If we are talking about a human being, then what differentiates the child conceived sexually from the child created asexually? Is the second of two monozygotic twins not a child, while his brother or sister is a child?

Is the individual created in a laboratory using totipotent stem cells that have the natural capacity to be reverted to new embryos less of a child than the one created in a petri dish using mom's egg and dad's sperm?

When is a child not a child?

Dr. Dianne Irving gives us a clue by exposing the tragic consequences of being imprecise in the language we use in our quest to stop the killing:

Just think about it. If there is no human being present until later in pregnancy-or in petri dishes adorning IVF/ART research laboratories and "infertility" clinics around the world - or if what is there is "just a bunch of cells," or just "pluripotent" rather than "totipotent cells, etc., etc. - then what's the problem in aborting them or destroying them in experimental research "for the greater good"? Similarly, if "pregnancy" and "embryo" are claimed to only begin at implantation (as the U.S. federal regulations for the use of human subjects in research so define these terms in the 1981 OPRR/OHRP regulations, as well as in many "professional" medical and research organizations and societies), then the early human embryo disappears once again. It's a "free-for-all" for any and all destructive research and abortion - all based on scientific fraud.

And that's the point, isn't it? Truth does not depend on a government regulation or a Pew survey or a fellow pro-lifer's sloppy language.
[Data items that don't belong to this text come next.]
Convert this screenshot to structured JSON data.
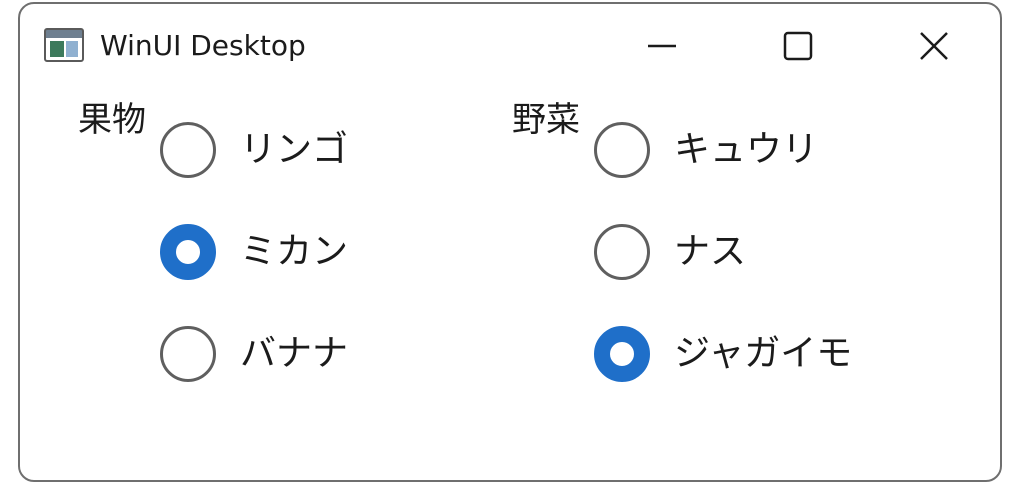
{
  "window": {
    "title": "WinUI Desktop"
  },
  "caption_buttons": {
    "minimize": "minimize-icon",
    "maximize": "maximize-icon",
    "close": "close-icon"
  },
  "groups": [
    {
      "label": "果物",
      "options": [
        {
          "label": "リンゴ",
          "checked": false
        },
        {
          "label": "ミカン",
          "checked": true
        },
        {
          "label": "バナナ",
          "checked": false
        }
      ]
    },
    {
      "label": "野菜",
      "options": [
        {
          "label": "キュウリ",
          "checked": false
        },
        {
          "label": "ナス",
          "checked": false
        },
        {
          "label": "ジャガイモ",
          "checked": true
        }
      ]
    }
  ],
  "colors": {
    "accent": "#1f6fc9",
    "border": "#6f6f6f",
    "text": "#1b1b1b"
  }
}
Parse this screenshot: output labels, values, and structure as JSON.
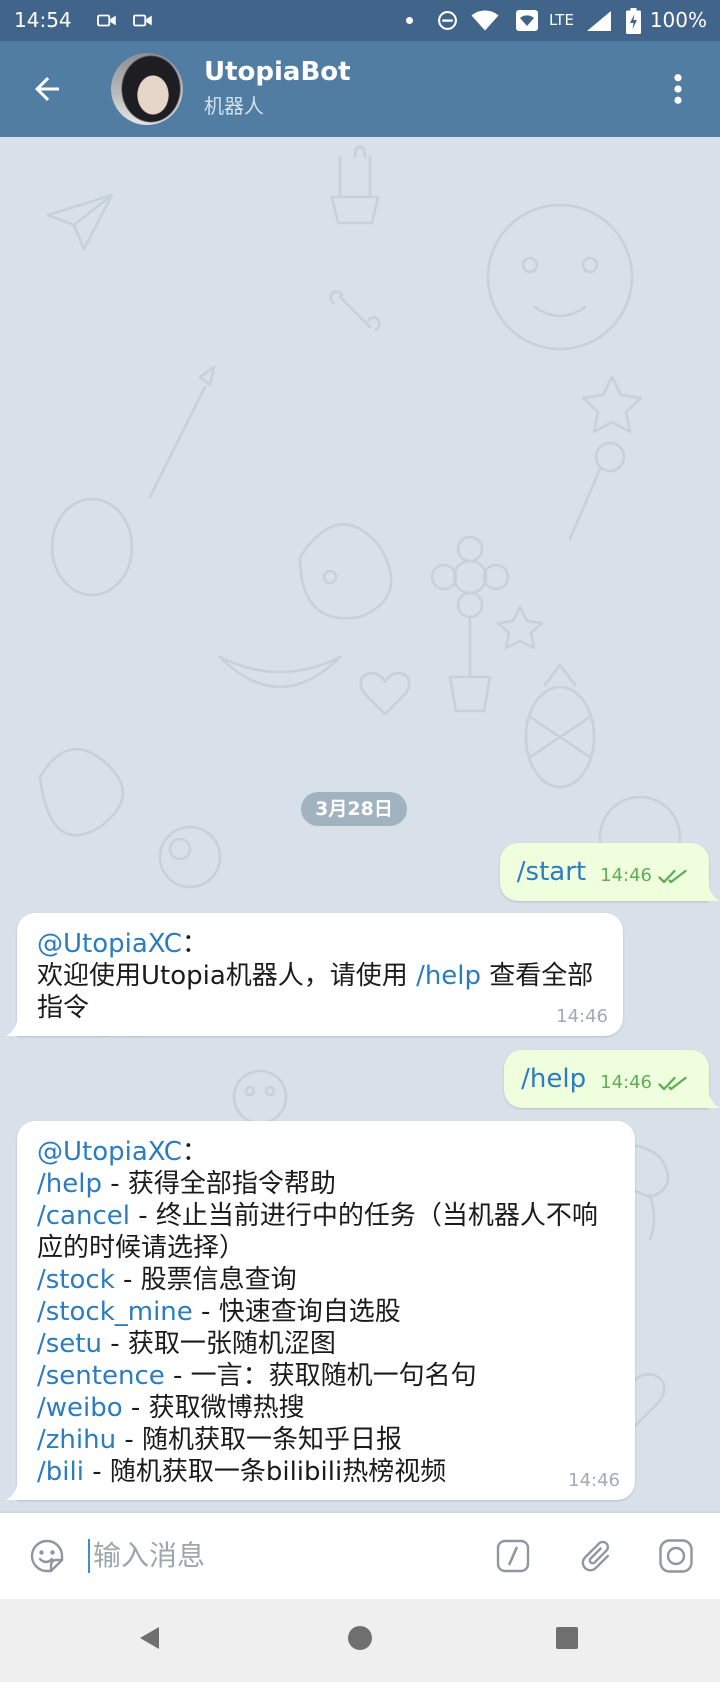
{
  "status_bar": {
    "time": "14:54",
    "network_type": "LTE",
    "battery_percent": "100%",
    "icons": [
      "video-camera-icon",
      "video-camera-icon",
      "notification-dot-icon",
      "do-not-disturb-icon",
      "wifi-icon",
      "wifi-calling-icon",
      "cell-signal-icon",
      "battery-charging-icon"
    ]
  },
  "header": {
    "title": "UtopiaBot",
    "subtitle": "机器人",
    "back_icon": "arrow-left-icon",
    "menu_icon": "more-vertical-icon"
  },
  "chat": {
    "date_separator": "3月28日",
    "messages": [
      {
        "direction": "outgoing",
        "text": "/start",
        "time": "14:46",
        "status_icon": "double-check-icon"
      },
      {
        "direction": "incoming",
        "mention": "@UtopiaXC",
        "colon": "：",
        "text_before_link": "欢迎使用Utopia机器人，请使用 ",
        "link": "/help",
        "text_after_link": " 查看全部指令",
        "time": "14:46"
      },
      {
        "direction": "outgoing",
        "text": "/help",
        "time": "14:46",
        "status_icon": "double-check-icon"
      },
      {
        "direction": "incoming",
        "mention": "@UtopiaXC",
        "colon": "：",
        "commands": [
          {
            "command": "/help",
            "description": " - 获得全部指令帮助"
          },
          {
            "command": "/cancel",
            "description": " - 终止当前进行中的任务（当机器人不响应的时候请选择）"
          },
          {
            "command": "/stock",
            "description": " - 股票信息查询"
          },
          {
            "command": "/stock_mine",
            "description": " - 快速查询自选股"
          },
          {
            "command": "/setu",
            "description": " - 获取一张随机涩图"
          },
          {
            "command": "/sentence",
            "description": " - 一言：获取随机一句名句"
          },
          {
            "command": "/weibo",
            "description": " - 获取微博热搜"
          },
          {
            "command": "/zhihu",
            "description": " - 随机获取一条知乎日报"
          },
          {
            "command": "/bili",
            "description": " - 随机获取一条bilibili热榜视频"
          }
        ],
        "time": "14:46"
      }
    ]
  },
  "composer": {
    "placeholder": "输入消息",
    "left_icon": "emoji-sticker-icon",
    "right_icons": [
      "bot-commands-slash-icon",
      "paperclip-icon",
      "camera-record-icon"
    ]
  },
  "nav_bar": {
    "icons": [
      "nav-back-icon",
      "nav-home-icon",
      "nav-recents-icon"
    ]
  },
  "colors": {
    "status_bar": "#40648a",
    "header": "#527da3",
    "chat_background": "#d8e1e9",
    "outgoing_bubble": "#effedd",
    "incoming_bubble": "#ffffff",
    "link": "#2b7cc0",
    "outgoing_time": "#5fae56",
    "incoming_time": "#a2abb4",
    "input_caret": "#3e8ed0"
  }
}
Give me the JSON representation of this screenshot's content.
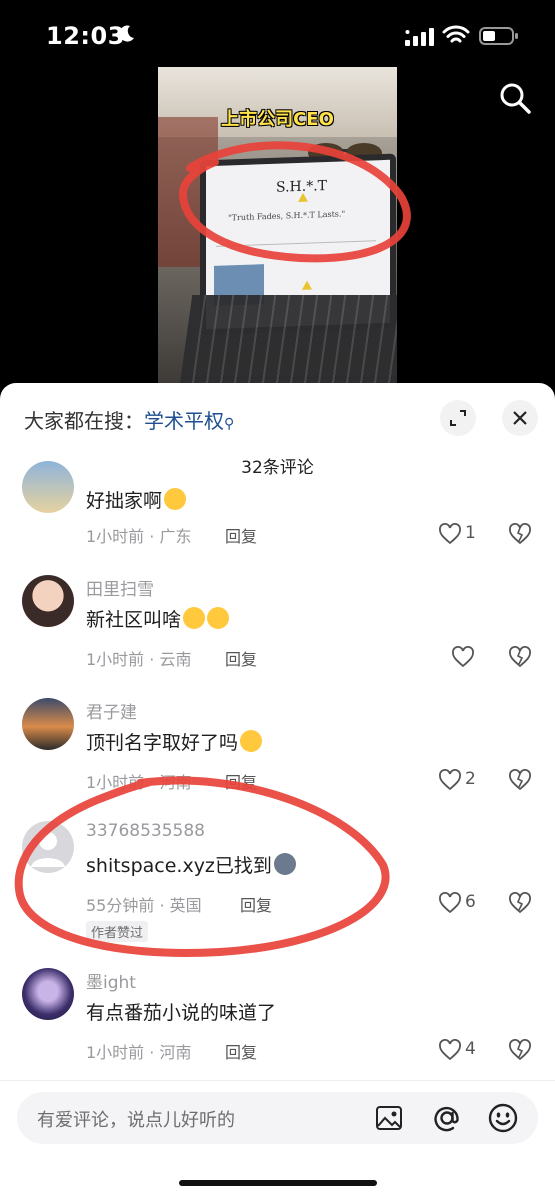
{
  "status_bar": {
    "time": "12:03"
  },
  "video": {
    "caption": "上市公司CEO",
    "screen_title": "S.H.*.T",
    "screen_tagline": "\"Truth Fades, S.H.*.T Lasts.\""
  },
  "sheet": {
    "hot_search_prefix": "大家都在搜：",
    "hot_search_keyword": "学术平权",
    "hot_search_mag": "⚲",
    "comment_count": "32条评论"
  },
  "comments": [
    {
      "username": "",
      "text": "好拙家啊",
      "time_location": "1小时前 · 广东",
      "reply": "回复",
      "likes": "1"
    },
    {
      "username": "田里扫雪",
      "text": "新社区叫啥",
      "time_location": "1小时前 · 云南",
      "reply": "回复",
      "likes": ""
    },
    {
      "username": "君子建",
      "text": "顶刊名字取好了吗",
      "time_location": "1小时前 · 河南",
      "reply": "回复",
      "likes": "2"
    },
    {
      "username": "33768535588",
      "text": "shitspace.xyz已找到",
      "time_location": "55分钟前 · 英国",
      "reply": "回复",
      "likes": "6",
      "badge": "作者赞过"
    },
    {
      "username": "墨ight",
      "text": "有点番茄小说的味道了",
      "time_location": "1小时前 · 河南",
      "reply": "回复",
      "likes": "4"
    }
  ],
  "input": {
    "placeholder": "有爱评论，说点儿好听的"
  },
  "colors": {
    "accent_link": "#1f4f91",
    "annotation_red": "#e8423a",
    "caption_yellow": "#ffe14a"
  }
}
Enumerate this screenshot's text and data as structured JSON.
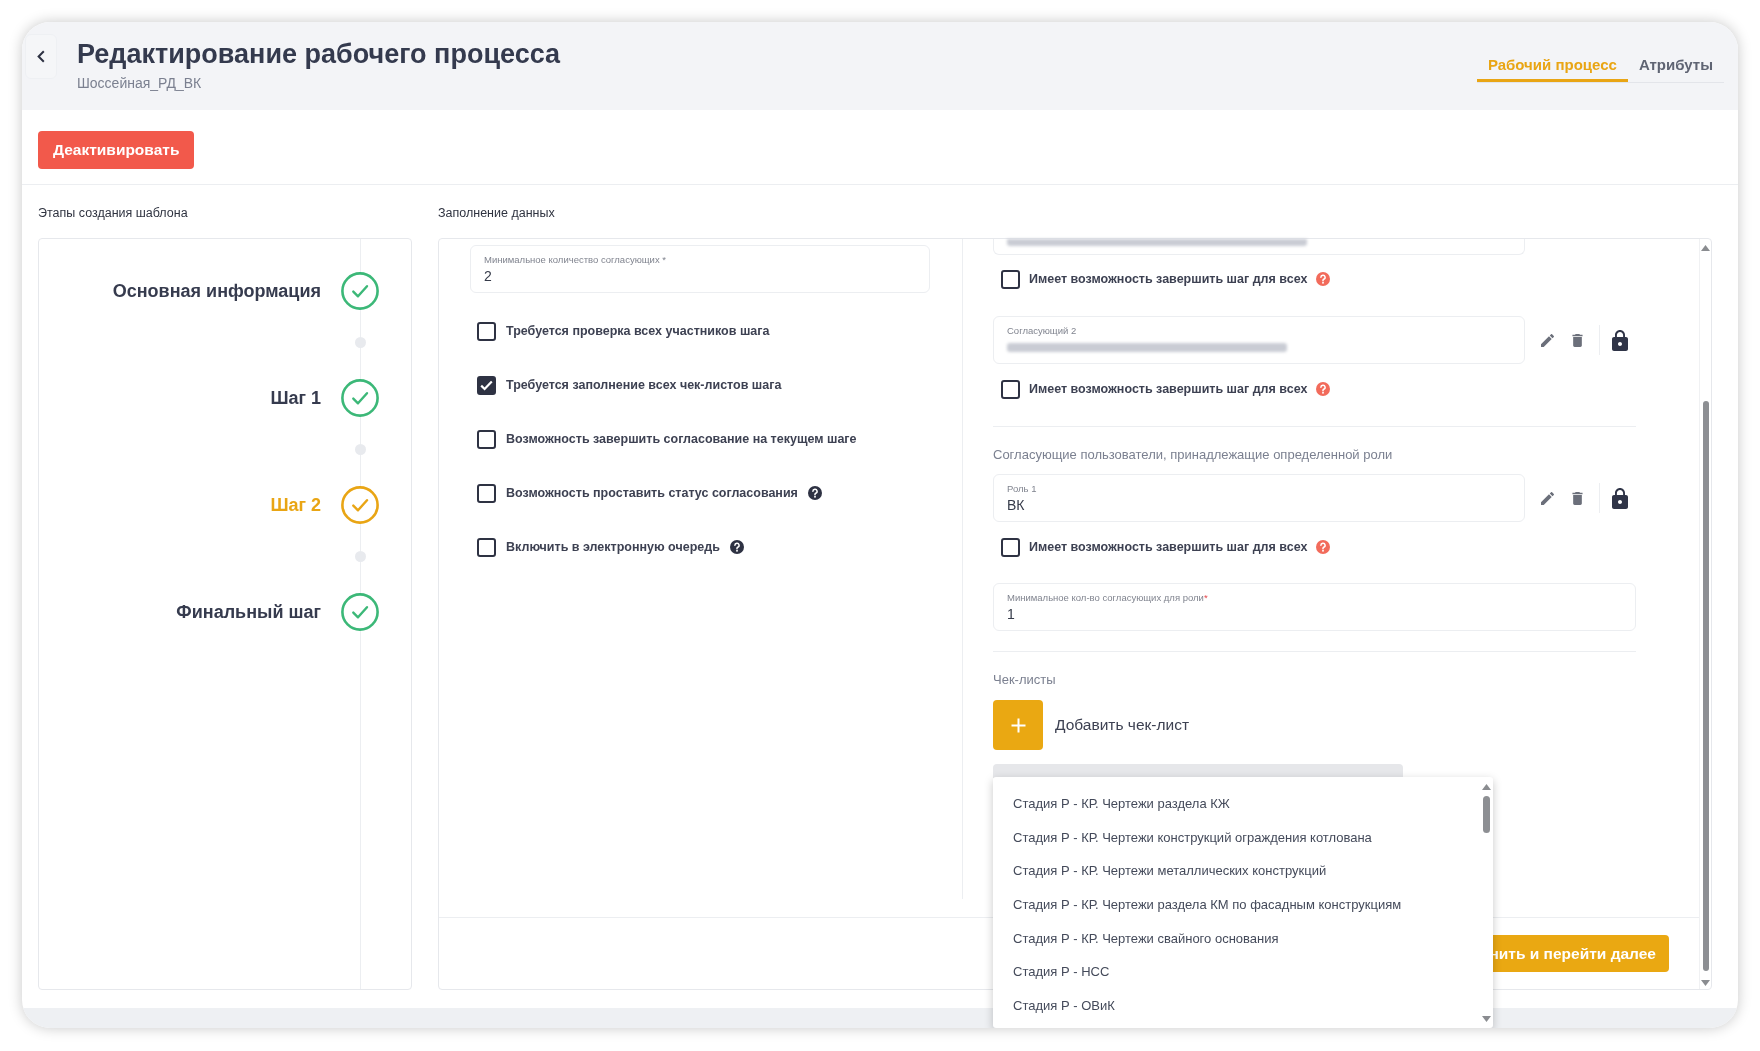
{
  "window": {
    "title": "Редактирование рабочего процесса",
    "subtitle": "Шоссейная_РД_ВК"
  },
  "tabs": [
    {
      "label": "Рабочий процесс",
      "selected": true
    },
    {
      "label": "Атрибуты",
      "selected": false
    }
  ],
  "toolbar": {
    "deactivate_button": "Деактивировать"
  },
  "steps_panel": {
    "title": "Этапы создания шаблона",
    "steps": [
      {
        "label": "Основная информация",
        "selected": false
      },
      {
        "label": "Шаг 1",
        "selected": false
      },
      {
        "label": "Шаг 2",
        "selected": true
      },
      {
        "label": "Финальный шаг",
        "selected": false
      }
    ]
  },
  "form": {
    "title": "Заполнение данных",
    "min_approvers": {
      "label": "Минимальное количество согласующих *",
      "value": "2"
    },
    "options": [
      {
        "label": "Требуется проверка всех участников шага",
        "checked": false,
        "help": false
      },
      {
        "label": "Требуется заполнение всех чек-листов шага",
        "checked": true,
        "help": false
      },
      {
        "label": "Возможность завершить согласование на текущем шаге",
        "checked": false,
        "help": false
      },
      {
        "label": "Возможность проставить статус согласования",
        "checked": false,
        "help": true
      },
      {
        "label": "Включить в электронную очередь",
        "checked": false,
        "help": true
      }
    ],
    "approvers": [
      {
        "kind": "cut_off",
        "redacted": true,
        "option": {
          "label": "Имеет возможность завершить шаг для всех",
          "checked": false,
          "help": true
        }
      },
      {
        "kind": "field",
        "label": "Согласующий 2",
        "redacted": true,
        "option": {
          "label": "Имеет возможность завершить шаг для всех",
          "checked": false,
          "help": true
        }
      }
    ],
    "roles_section": {
      "title": "Согласующие пользователи, принадлежащие определенной роли",
      "roles": [
        {
          "label": "Роль 1",
          "value": "ВК",
          "option": {
            "label": "Имеет возможность завершить шаг для всех",
            "checked": false,
            "help": true
          }
        }
      ],
      "min_for_role": {
        "label": "Минимальное кол-во согласующих для роли",
        "mark": "*",
        "value": "1"
      }
    },
    "checklists": {
      "title": "Чек-листы",
      "add_button": "Добавить чек-лист",
      "dropdown": {
        "options": [
          "Стадия Р - КР. Чертежи раздела КЖ",
          "Стадия Р - КР. Чертежи конструкций ограждения котлована",
          "Стадия Р - КР. Чертежи металлических конструкций",
          "Стадия Р - КР. Чертежи раздела КМ по фасадным конструкциям",
          "Стадия Р - КР. Чертежи свайного основания",
          "Стадия Р - НСС",
          "Стадия Р - ОВиК"
        ]
      }
    },
    "footer": {
      "next_button": "нить и перейти далее"
    }
  }
}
Truth stands alone like a sentinel on a hill.

The term human being is what it is - whether that individual is a second old, three years old, or 10 years old. It's time stop using faulty terminology and confusing definitions because the cost is not merely intellectual confusion but the tragic loss of human lives. A human being must be respected for the pure fact that he is a human being, not for any function that he may or may not be able to perform at any given point.

A single, accurately defined term can save a life.